Sustainable Groundwater Management
Under the National Water Initiative , the Australian, State and Territory Governments have acknowledged the importance of groundwater and are committed to a ‘whole of water cycle’ approach. Important components of this strategy are to:
- improve our knowledge of groundwater surface water connectivity, with significantly connected systems to be managed as one integrated resource
- complete the return of currently over-allocated or overused systems to environmentally sustainable levels of extraction
- improve understanding of sustainable extraction rates and regimes, and develop common approaches to achieving sustainability
- develop better understanding of the relationship between groundwater resources and groundwater dependent ecosystems.
In response to a deepening water availability crisis and the threat of climate change, particularly in the Murray Darling Basin, the Australian Government, through the Council of Australian Governments (COAG) , has established the National Water Initiative and the National Water Commission to champion reforms in water management, including the recently adopted National Groundwater Action Plan . An example of ongoing water management reform is the establishment of the Murray-Darling Basin Authority , an independent authority which will develop and implement sustainable surface and groundwater management plans of the Murray Darling Basin by 2011.

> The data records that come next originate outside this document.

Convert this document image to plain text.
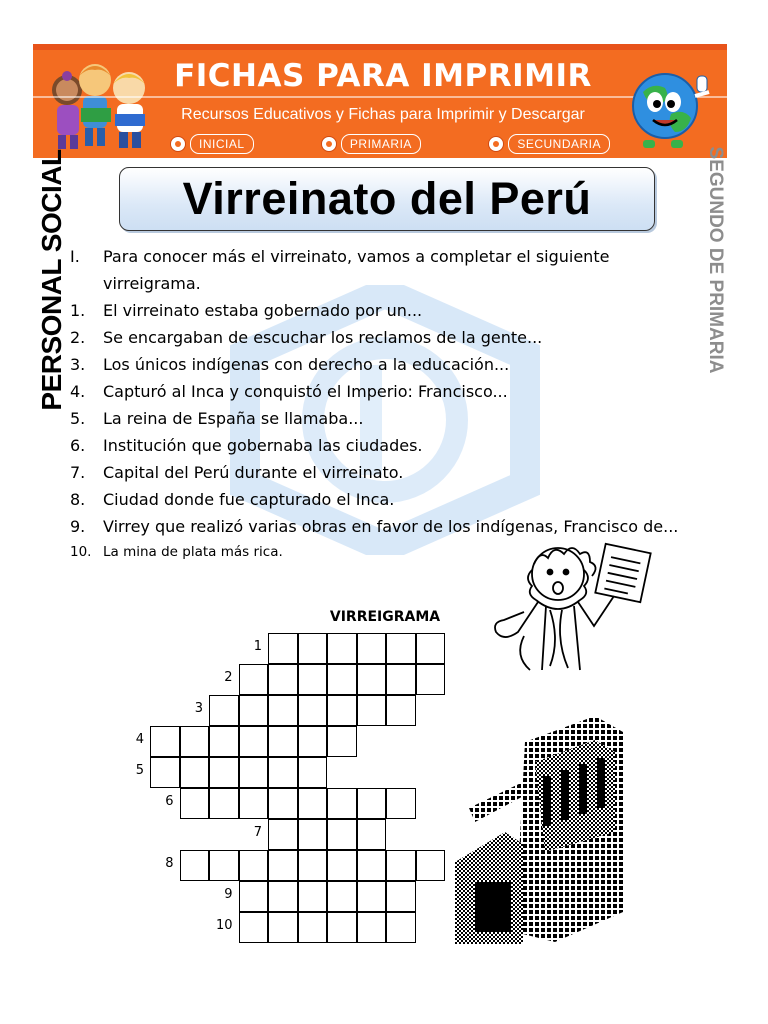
FICHAS PARA IMPRIMIR
Recursos Educativos y Fichas para Imprimir y Descargar
INICIAL	PRIMARIA	SECUNDARIA
PERSONAL SOCIAL	SEGUNDO DE PRIMARIA
Virreinato del Perú
I.	Para conocer más el virreinato, vamos a completar el siguiente virreigrama.
1.	El virreinato estaba gobernado por un...
2.	Se encargaban de escuchar los reclamos de la gente...
3.	Los únicos indígenas con derecho a la educación...
4.	Capturó al Inca y conquistó el Imperio: Francisco...
5.	La reina de España se llamaba...
6.	Institución que gobernaba las ciudades.
7.	Capital del Perú durante el virreinato.
8.	Ciudad donde fue capturado el Inca.
9.	Virrey que realizó varias obras en favor de los indígenas, Francisco de...
10. La mina de plata más rica.
VIRREIGRAMA
1
2
3
4
5
6
7
8
9
10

Currently, groundwater is managed at state or local scales. Groundwater management plans vary across jurisdictions and may cover all aquifers or only a portion of aquifers in respective regions. Development of area-specific groundwater management plans requires an understanding of geology, hydrogeological settings, hydrodynamics, environmental water requirements, historical water use practices and local water use, present and future. Water sharing arrangements are typically governed by state legislation, in areas of highly developed groundwater resources, via specific groundwater management plans. The Australian Government can support state and territory water management through agreements tied to funding programs.

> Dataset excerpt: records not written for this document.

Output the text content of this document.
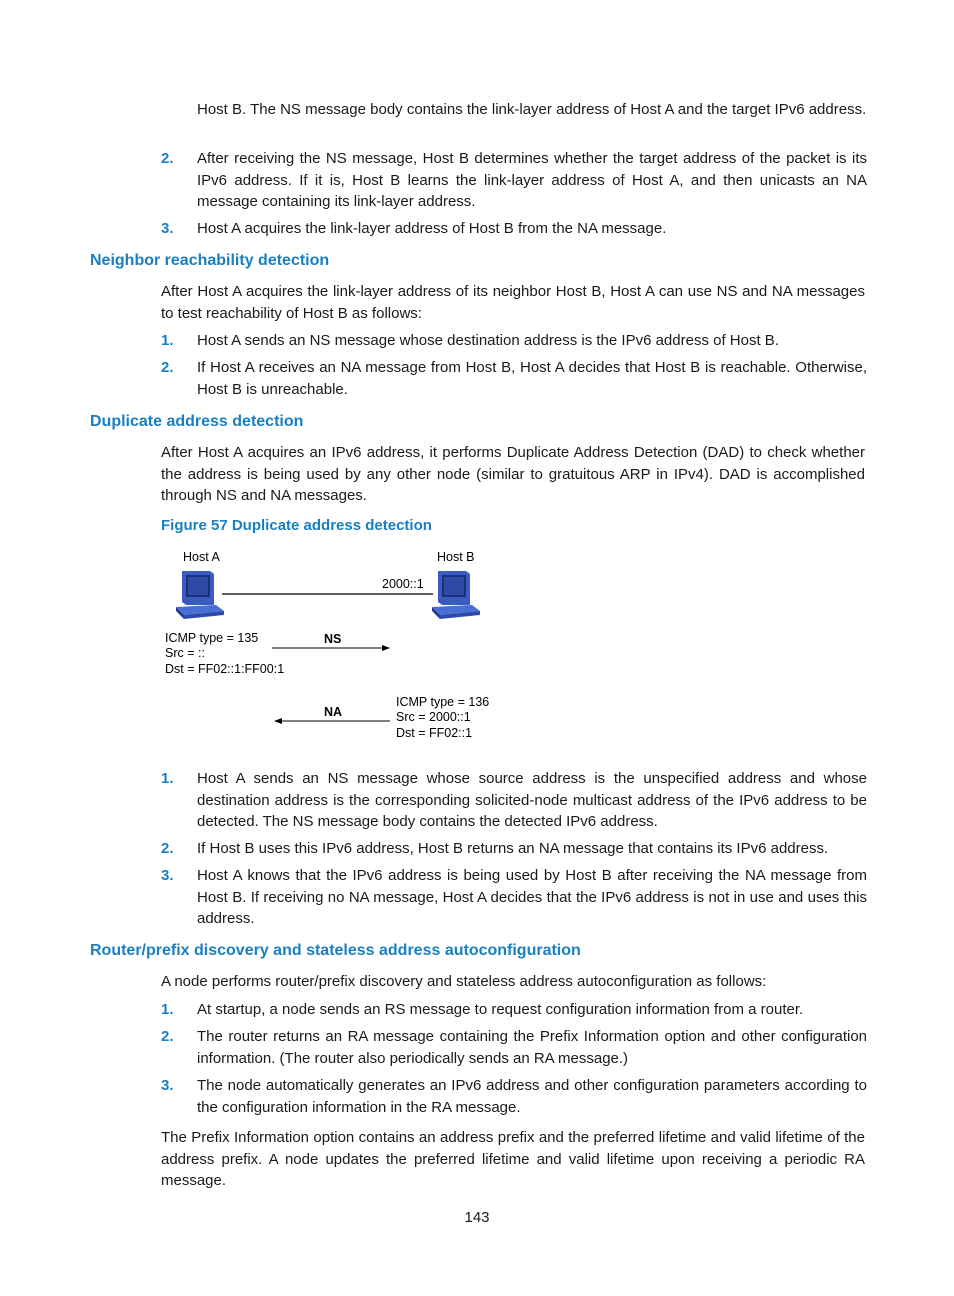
Host B. The NS message body contains the link-layer address of Host A and the target IPv6 address.

2. After receiving the NS message, Host B determines whether the target address of the packet is its IPv6 address. If it is, Host B learns the link-layer address of Host A, and then unicasts an NA message containing its link-layer address.
3. Host A acquires the link-layer address of Host B from the NA message.
Neighbor reachability detection

After Host A acquires the link-layer address of its neighbor Host B, Host A can use NS and NA messages to test reachability of Host B as follows:

1. Host A sends an NS message whose destination address is the IPv6 address of Host B.
2. If Host A receives an NA message from Host B, Host A decides that Host B is reachable. Otherwise, Host B is unreachable.
Duplicate address detection

After Host A acquires an IPv6 address, it performs Duplicate Address Detection (DAD) to check whether the address is being used by any other node (similar to gratuitous ARP in IPv4). DAD is accomplished through NS and NA messages.

Figure 57 Duplicate address detection

Host A	Host B
2000::1
ICMP type = 135
Src = ::
Dst = FF02::1:FF00:1
NS
NA
ICMP type = 136
Src = 2000::1
Dst = FF02::1
1. Host A sends an NS message whose source address is the unspecified address and whose destination address is the corresponding solicited-node multicast address of the IPv6 address to be detected. The NS message body contains the detected IPv6 address.
2. If Host B uses this IPv6 address, Host B returns an NA message that contains its IPv6 address.
3. Host A knows that the IPv6 address is being used by Host B after receiving the NA message from Host B. If receiving no NA message, Host A decides that the IPv6 address is not in use and uses this address.
Router/prefix discovery and stateless address autoconfiguration

A node performs router/prefix discovery and stateless address autoconfiguration as follows:

1. At startup, a node sends an RS message to request configuration information from a router.
2. The router returns an RA message containing the Prefix Information option and other configuration information. (The router also periodically sends an RA message.)
3. The node automatically generates an IPv6 address and other configuration parameters according to the configuration information in the RA message.

The Prefix Information option contains an address prefix and the preferred lifetime and valid lifetime of the address prefix. A node updates the preferred lifetime and valid lifetime upon receiving a periodic RA message.

143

The Australian Government is directly involved in water management where resources cross state boundaries. Cross border agreements exist for the Murray Darling Basin, the Lake Eyre Basin, the Great Artesian Basin, the Queensland/NSW Border Rivers, the Snowy River, and the Victoria/South Australia Border Groundwater Area.

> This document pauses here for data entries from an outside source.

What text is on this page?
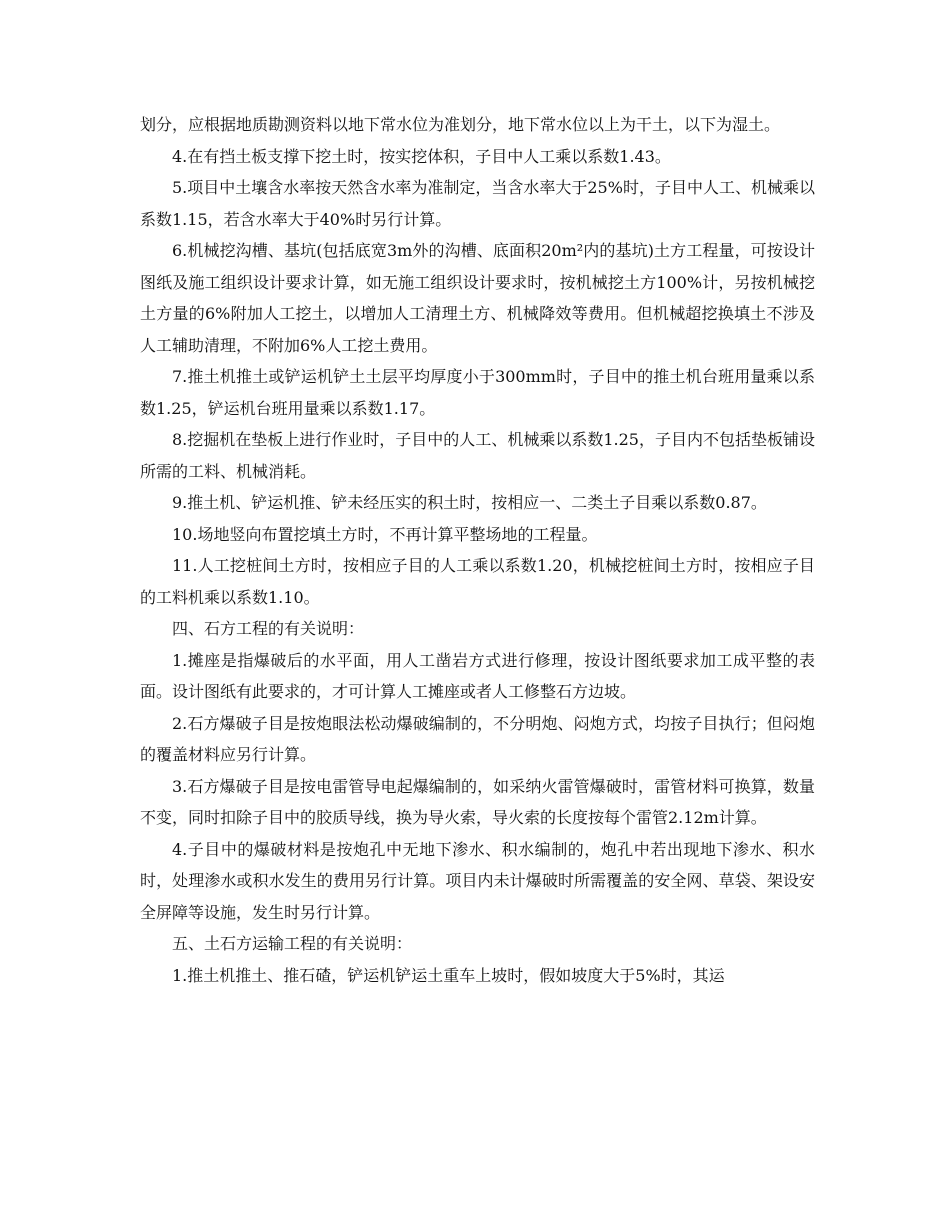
划分，应根据地质勘测资料以地下常水位为准划分，地下常水位以上为干土，以下为湿土。

4.在有挡土板支撑下挖土时，按实挖体积，子目中人工乘以系数1.43。

5.项目中土壤含水率按天然含水率为准制定，当含水率大于25%时，子目中人工、机械乘以系数1.15，若含水率大于40%时另行计算。

6.机械挖沟槽、基坑(包括底宽3m外的沟槽、底面积20m²内的基坑)土方工程量，可按设计图纸及施工组织设计要求计算，如无施工组织设计要求时，按机械挖土方100%计，另按机械挖土方量的6%附加人工挖土，以增加人工清理土方、机械降效等费用。但机械超挖换填土不涉及人工辅助清理，不附加6%人工挖土费用。

7.推土机推土或铲运机铲土土层平均厚度小于300mm时，子目中的推土机台班用量乘以系数1.25，铲运机台班用量乘以系数1.17。

8.挖掘机在垫板上进行作业时，子目中的人工、机械乘以系数1.25，子目内不包括垫板铺设所需的工料、机械消耗。

9.推土机、铲运机推、铲未经压实的积土时，按相应一、二类土子目乘以系数0.87。

10.场地竖向布置挖填土方时，不再计算平整场地的工程量。

11.人工挖桩间土方时，按相应子目的人工乘以系数1.20，机械挖桩间土方时，按相应子目的工料机乘以系数1.10。

四、石方工程的有关说明：

1.摊座是指爆破后的水平面，用人工凿岩方式进行修理，按设计图纸要求加工成平整的表面。设计图纸有此要求的，才可计算人工摊座或者人工修整石方边坡。

2.石方爆破子目是按炮眼法松动爆破编制的，不分明炮、闷炮方式，均按子目执行；但闷炮的覆盖材料应另行计算。

3.石方爆破子目是按电雷管导电起爆编制的，如采纳火雷管爆破时，雷管材料可换算，数量不变，同时扣除子目中的胶质导线，换为导火索，导火索的长度按每个雷管2.12m计算。

4.子目中的爆破材料是按炮孔中无地下渗水、积水编制的，炮孔中若出现地下渗水、积水时，处理渗水或积水发生的费用另行计算。项目内未计爆破时所需覆盖的安全网、草袋、架设安全屏障等设施，发生时另行计算。

五、土石方运输工程的有关说明：

1.推土机推土、推石碴，铲运机铲运土重车上坡时，假如坡度大于5%时，其运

Both surface water and groundwater resources have suffered from unsustainable consumption or extraction and over allocation of resources with ongoing and worsening environmental consequences including land degradation, decreased water quality and declining biodiversity.
Sustainable management of groundwater resources is imperative to the agricultural, industrial, urban, rural and environmental viability of Australia.
Such management requires not only a robust scientific basis but also ongoing monitoring of groundwater allocations/licensing, use, water levels, and groundwater quality.
Understanding of the variability and range of hydrogeological settings and Australia’s demands on aquifer systems is crucial to effective management practices.
Sustainable allocation of groundwater resources will require catchment and aquifer management plans that clearly integrate groundwater and surface water systems. This will require an accurate catchment and aquifer water balance to develop management plans which recognise the long timeframes of aquifer and catchment interaction. Integrated management plans must allow for sufficient environmental flow in groundwater systems to maintain groundwater dependent ecosystems. For groundwater to provide a buffer against drought, storages cannot be depleted; allocation must be considerably less than the average annual sustainable yield.
The Water Act 2007 requires the new Murray-Darling Basin Authority to prepare a Basin Plan. The central element of the Basin Plan will be the introduction of sustainable and integrated diversion limits on groundwater and surface water extraction.